At my pokey reading rate this assignment will take me – I don’t want to know how long. And I’ve no choice. For the words are mine. A daily 600-word missive for three years (2022-2024) – do the math. And only I can do this, pronounce life-or-death sentences on all those sentences that sped from me hopeful as sperm.
Some write to be read, others to be reread. Not that I expect to be, it’s just, if it happens, I want the encounter to please. I’m like those ladies who dress prettily to grocery shop, “just in case” they meet a neighbor.
I read what I’ve written with dread. Often I groan. I’d intended better. Some concerns are fleeting – the latest Trump-thump, say (lot of good those did!) or my two bits on the topic du jour. Some pompously sermonize, making my skin crawl. Some require too much reworking to merit a reprieve. Some I’ve said better elsewhere – thinking, it turns out, really is progressive. Some baffle me embarrassingly. I do not so much reproach myself – who else spews at this pace! – as blanche at my inadequacy.
A smaller pile remains, imploring to be saved. I am proud of them at least in part: their point, passion, turn of phrase. But in what container might they be kept? These are not poems, characteristically preserved in tiny packets. Prose seeks to be housed in a book – but a book about what?
Henry helps me unexpectedly. He debuted on September 25, 2023, age five months, with a yip that surprised. I’d written copiously about Henry and our emerging relation in the three months prior. These effusions are OK, I suppose, only they sound like me, alas. Henry sounds like Henry. And he has a lot to say. Not that he needs to, like his psychopathic sidekick, only he notices stuff that confounds or convulses him – the fatuity of humanity, you might say. He’s already (almost) composed his own book.

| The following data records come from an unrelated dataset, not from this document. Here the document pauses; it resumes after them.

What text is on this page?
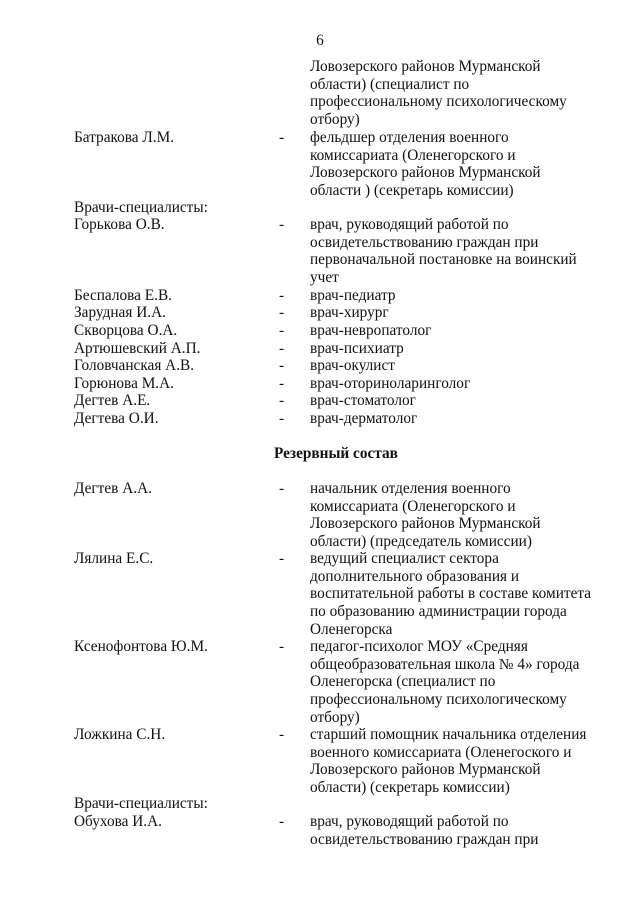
6
Ловозерского районов Мурманской
области) (специалист по
профессиональному психологическому
отбору)
Батракова Л.М.	- фельдшер отделения военного
комиссариата (Оленегорского и
Ловозерского районов Мурманской
области ) (секретарь комиссии)
Врачи-специалисты:
Горькова О.В.	- врач, руководящий работой по
освидетельствованию граждан при
первоначальной постановке на воинский
учет
Беспалова Е.В.	- врач-педиатр
Зарудная И.А.	- врач-хирург
Скворцова О.А.	- врач-невропатолог
Артюшевский А.П.	- врач-психиатр
Головчанская А.В.	- врач-окулист
Горюнова М.А.	- врач-оториноларинголог
Дегтев А.Е.	- врач-стоматолог
Дегтева О.И.	- врач-дерматолог
Резервный состав
Дегтев А.А.	- начальник отделения военного
комиссариата (Оленегорского и
Ловозерского районов Мурманской
области) (председатель комиссии)
Лялина Е.С.	- ведущий специалист сектора
дополнительного образования и
воспитательной работы в составе комитета
по образованию администрации города
Оленегорска
Ксенофонтова Ю.М.	- педагог-психолог МОУ «Средняя
общеобразовательная школа № 4» города
Оленегорска (специалист по
профессиональному психологическому
отбору)
Ложкина С.Н.	- старший помощник начальника отделения
военного комиссариата (Оленегоского и
Ловозерского районов Мурманской
области) (секретарь комиссии)
Врачи-специалисты:
Обухова И.А.	- врач, руководящий работой по
освидетельствованию граждан при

Of the residue, I wonder, Who is this guy? What makes him tick? What’s he trying to accomplish with all this talk? Can I detect the soul beneath the text? Do I like him? I pose the same questions of any words on a page. Life is too short to fritter on jerks.
I pack my conclusion into a new mission statement for my Substack page:
I write to figure how to make the most of my time and of our time together: what to do, how to be, how to spend our precious span.
Our daily outings aren’t prescriptive or didactive but companionable. We may talk about headlines or Bach or Caravaggio or grandkids or who knows what. Our hectic angry moment leaves too little time for pleasant musing. It’s comforting to know that, in our confusion, we are not alone.
I’m expert in nothing. I have been a reader, writer, critic, editor, businessperson, dad, husband, granddad, traveler, patient. I’ve learned a little about a little but know nothing for sure.
Some folks board their lives like jets, buckle in, and arrive. Others go with the flow without much thought. Others depute their self-management and obey. Some try to dope out life on their own, defining themselves with every choice. These are my companions on our daily stroll. Robert Frost, a favorite poet, supplies an epigraph: “I sha’n’t be gone long./ You come too.”